Un motif extérieur qui a amené l’intérêt des Pères pour la création vient, tout d’abord, de la réponse qu’ils ont faite aux gnostiques, qui refusaient la notion de création et se situaient dans une cosmogonie. Pour la mettre en échec, les Pères ont développé, les linéaments d’une cosmologie, à partir du récit de la Genèse, refusé par les gnostiques, et ils ont fait de l’affirmation de la création le premier article du Credo. Ainsi ont-ils défini l’identité chrétienne et permis à tous de connaître les bases de la foi, comme l’a montré Irénée de Lyon avec la Démonstration de la prédication apostolique.

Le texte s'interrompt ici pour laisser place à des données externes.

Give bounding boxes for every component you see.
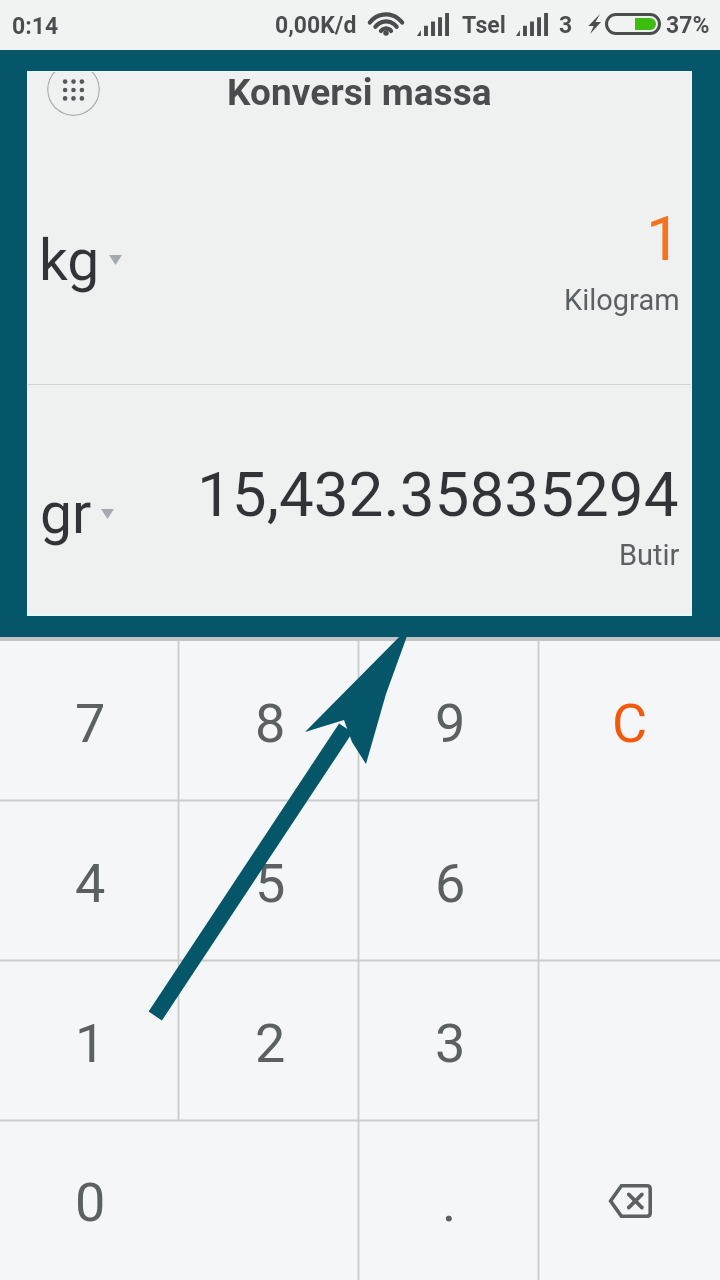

Plus radicalement, les Pères ont compris la création comme l’expression de l’alliance avec Dieu. C’est pourquoi, ils ont invité leurs contemporains à reconnaître que Dieu est Trinité, qu’il n’est pas un principe abstrait, mais un foyer d’amour qui invite l’être humain à partager sa vie. Cette fois, c’est la dimension anthropologique, relationnelle et mystique de la création que les Pères ont mise en évidence.

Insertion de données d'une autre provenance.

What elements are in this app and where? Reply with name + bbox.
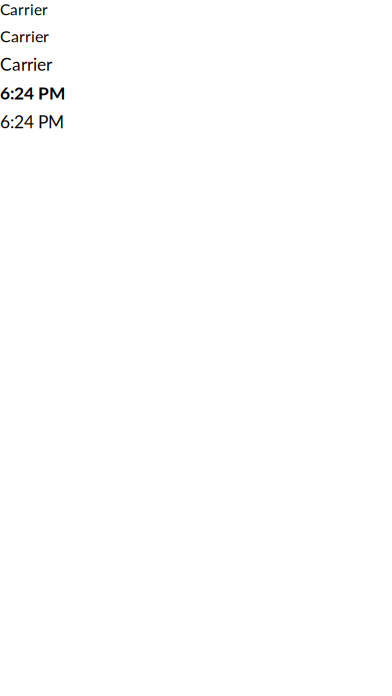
staticText: Carrier <box>0 54 52 74</box>
staticText: 6:24 PM <box>0 111 64 132</box>
staticText: Carrier <box>0 26 49 46</box>
staticText: Carrier <box>0 0 48 18</box>
staticText: 6:24 PM <box>0 82 65 103</box>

Sans doute les Pères, ne disposant pas des acquis d’une science avancée n’ont-ils pas pu aller très avant dans la présentation cosmologique de la création. Augustin dit, par exemple, qu’il a cherché à connaître toutes les conclusions de la science de son époque, mais qu’elle se réduit finalement à peu de choses. Même Basile qui, dans son Hexaéméron, est l’un de ceux à être le plus loin dans la question, passe finalement de la cosmologie à l’anthropologie.

Il n’en demeure pas moins que les Pères ont largement exploité les ressources du terme hébreu bâra’, même si la traduction du terme en grec et en latin lui a fait perdre une partie de son sens. En effet, en hébreu, le mot bâra’ est un hapax, un terme tout à fait original, qui désigne l’action unique de Dieu, alors que les termes grecs de poiein et de ktizein ou le terme latin de facere renvoient à un schème artisanal, à une production, une fabrication, et non pas à la création comme telle. Pour y remédier, les Pères, dès Irénée de Lyon, ont ajouté la notion de ex nihilo ou de nihilo, en fonction de la version de la Bible dont ils disposaient, afin de montrer que la création a été effectuée à partir de rien, qu’à la différence de la perspective grecque, il n’y a pas de matière préexistante, ni éternelle qui serait façonnée par un démiurge, mais que la création a été réalisée à partir de rien.

Si les Pères accordent une telle importance à la creatio ex nihilo, c’est à la fois pour mettre en évidence l’originalité du christianisme par rapport à la culture grecque et pour répondre aux différentes gnoses, où il y avait toujours une matière préexistante : soit un démiurge la façonnait, comme dans le mythe du Timée, soit il y avait émanation, avec perte d’être à chaque niveau d’émanation. Dans leur réponse aux gnostiques, les Pères montrent que la création est cette action unique de Dieu qui pose chaque être.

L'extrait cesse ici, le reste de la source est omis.